Schuldnerberatung Wermelskirchen Sprunghafter Anstieg bei Insolvenzanträgen

Wermelskirchen · Die Folgen der Corona-Pandemie fallen bei der Schuldnerberatung bislang geringer aus als befürchtet. Allerdings richtet sich ein sorgenvoller Blick auf die zur erwartenden Auswirkungen der derzeitigen Preisexplosionen.
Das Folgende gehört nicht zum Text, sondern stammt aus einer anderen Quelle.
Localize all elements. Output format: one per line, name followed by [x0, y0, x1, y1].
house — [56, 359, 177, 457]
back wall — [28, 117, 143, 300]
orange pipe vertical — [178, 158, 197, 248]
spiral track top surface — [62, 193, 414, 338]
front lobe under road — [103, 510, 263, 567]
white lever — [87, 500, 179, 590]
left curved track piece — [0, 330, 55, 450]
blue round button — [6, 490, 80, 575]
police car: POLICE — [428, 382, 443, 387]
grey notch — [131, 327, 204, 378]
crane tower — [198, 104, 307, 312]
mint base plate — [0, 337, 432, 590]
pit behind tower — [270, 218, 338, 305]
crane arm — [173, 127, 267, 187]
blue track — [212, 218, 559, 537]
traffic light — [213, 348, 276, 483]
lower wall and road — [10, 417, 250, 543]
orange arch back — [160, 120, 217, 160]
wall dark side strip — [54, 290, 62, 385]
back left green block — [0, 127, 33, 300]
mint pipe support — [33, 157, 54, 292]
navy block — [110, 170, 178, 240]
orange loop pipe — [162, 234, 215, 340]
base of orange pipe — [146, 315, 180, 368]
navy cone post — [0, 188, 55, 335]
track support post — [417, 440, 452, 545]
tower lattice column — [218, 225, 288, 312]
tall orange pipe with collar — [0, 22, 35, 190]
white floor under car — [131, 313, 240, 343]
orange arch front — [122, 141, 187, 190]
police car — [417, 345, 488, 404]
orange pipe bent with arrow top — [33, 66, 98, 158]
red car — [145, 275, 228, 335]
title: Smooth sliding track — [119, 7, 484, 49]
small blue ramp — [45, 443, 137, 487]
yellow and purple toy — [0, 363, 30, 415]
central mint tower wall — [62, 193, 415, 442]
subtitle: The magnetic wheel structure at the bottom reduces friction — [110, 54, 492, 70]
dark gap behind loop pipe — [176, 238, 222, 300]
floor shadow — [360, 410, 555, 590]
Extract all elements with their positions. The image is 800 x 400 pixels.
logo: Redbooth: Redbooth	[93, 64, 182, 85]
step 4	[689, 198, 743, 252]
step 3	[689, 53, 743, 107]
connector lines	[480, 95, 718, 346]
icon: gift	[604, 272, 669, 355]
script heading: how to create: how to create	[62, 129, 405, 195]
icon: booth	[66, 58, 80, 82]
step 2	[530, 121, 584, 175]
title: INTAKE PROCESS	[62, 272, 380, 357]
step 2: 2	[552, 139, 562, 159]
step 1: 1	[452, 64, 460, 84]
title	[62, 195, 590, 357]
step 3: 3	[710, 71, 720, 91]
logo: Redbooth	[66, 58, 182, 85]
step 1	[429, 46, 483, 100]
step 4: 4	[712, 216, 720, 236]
 Constanze Hempel (l.) und Jutta Paulig von der Awo-Schuldnerberatung Wermelskirchen.

Constanze Hempel (l.) und Jutta Paulig von der Awo-Schuldnerberatung Wermelskirchen.

Foto: Jürgen Moll

An die 100 Anträge für Verbraucherinsolvenzen – auch Privatinsolvenzen genannt – leitete die Wermelskirchener Schuldnerberatung im vergangenen Jahr ein. Das ist „relativ viel“, wie Jutta Paulig sowie Constanze Hempel im Ausschuss für Soziales und Inklusion berichteten. In den Vorjahren waren es stets zwischen 30 und 40 gewesen.

Der sprunghafte Anstieg der Insolvenzanträge im vergangenen Jahr hat weniger mit den Auswirkungen der Corona-­Pandemie zu tun, sondern vielmehr mit einer Gesetzesänderung auf Bundesebene. Seit dem Jahreswechsel 2020 / 21 beträgt die Laufzeit einer Privatinsolvenz, die 1999 in Deutschland eingeführt wurde, nicht mehr sieben, sondern nur noch drei Jahre. „Deutschland hatte mit der Dauer von sieben Jahre im europäischen Vergleich eine sehr lange Laufzeit. Die Verkürzung auf drei Jahre sorgt für eine Anpassung an die europäischen Nachbar­länder“, erläuterte Jutta Paulig.

Wie die beiden Schulderberaterinnen darstellten, habe sich die Gesetzesnovelle abgezeichnet, weshalb viele Insolvenzanträge nicht Ende 2020, sondern erst in 2021 gestellt worden seien. Deshalb sei der Anstieg ein Einmaleffekt. Rückblickend auf das vergangene Jahr stellte Jutta Paulig fest: „Es sind durch Corona nicht so viele Menschen zu uns gekommen, wie anfangs befürchtet.“ Aber: „Die Auswirkungen der Pandemie sind nicht vorbei. Es wabert im Hintergrund.“

Die Schuldnerberatung, die sich in Trägerschaft der Arbeiterwohlfahrt (AWO) befindet, geht davon aus, dass sich die explosionsartige Erhöhung der Wohnneben- sowie der Lebenshaltungskosten negativ auswirken werden und zahlreiche Menschen in finanzielle Bedrängnis bringen.

In 2021 führten die Schuldnerberaterinnen, deren Büro sich über dem Restaurant „Bergischer Löwe“ am Markt befindet, 387 laufende Beratungen durch – 115 davon waren Neuaufnahmen. Wie Constanze Hempel und Jutta Paulig beschrieben, kämen die hilfesuchenden Kunden aus allen „Alters- und Bildungsstrukturen der Gesellschaft“: „Die jüngste ist 21, der älteste 82 Jahre alt.“

Leider sei in der Regel das „Kind schon in den Brunnen gefallen“, wenn sich die überschuldeten Menschen an die Beratung wendeten. „Das ist menschlich nachvollziehbar. Unter dem Strich wäre es meist besser gewesen, wenn sich die Betroffenen früher bei uns gemeldet hätten“, berichtete Jutta Paulig aus der Erfahrung der täglichen Arbeit der Schuldnerberatung.

Jutta Paulig und Constanze Hempel sind mit jeweils 30 Wochenstunden aktiv, hinzu kommt zur Unterstützung eine Verwaltungskraft mit 25 Arbeitsstunden pro Woche. Die 1998 ins Leben gerufene Schuldnerberatung in Wermelskirchen ist anerkannte Stelle zur Einleitung von Privatinsolvenzen und blickt im kommenden Jahr auf ihr 25-jähriges Bestehen zurück. „Von unserer Arbeit profitiert die Allgemeinheit, denn unsere Unterstützung bringt innerhalb unseres Systems ein Gefüge wieder ins Gleichgewicht, was ins Ungleichgewicht geraten ist“, betonte Constanze Hempel.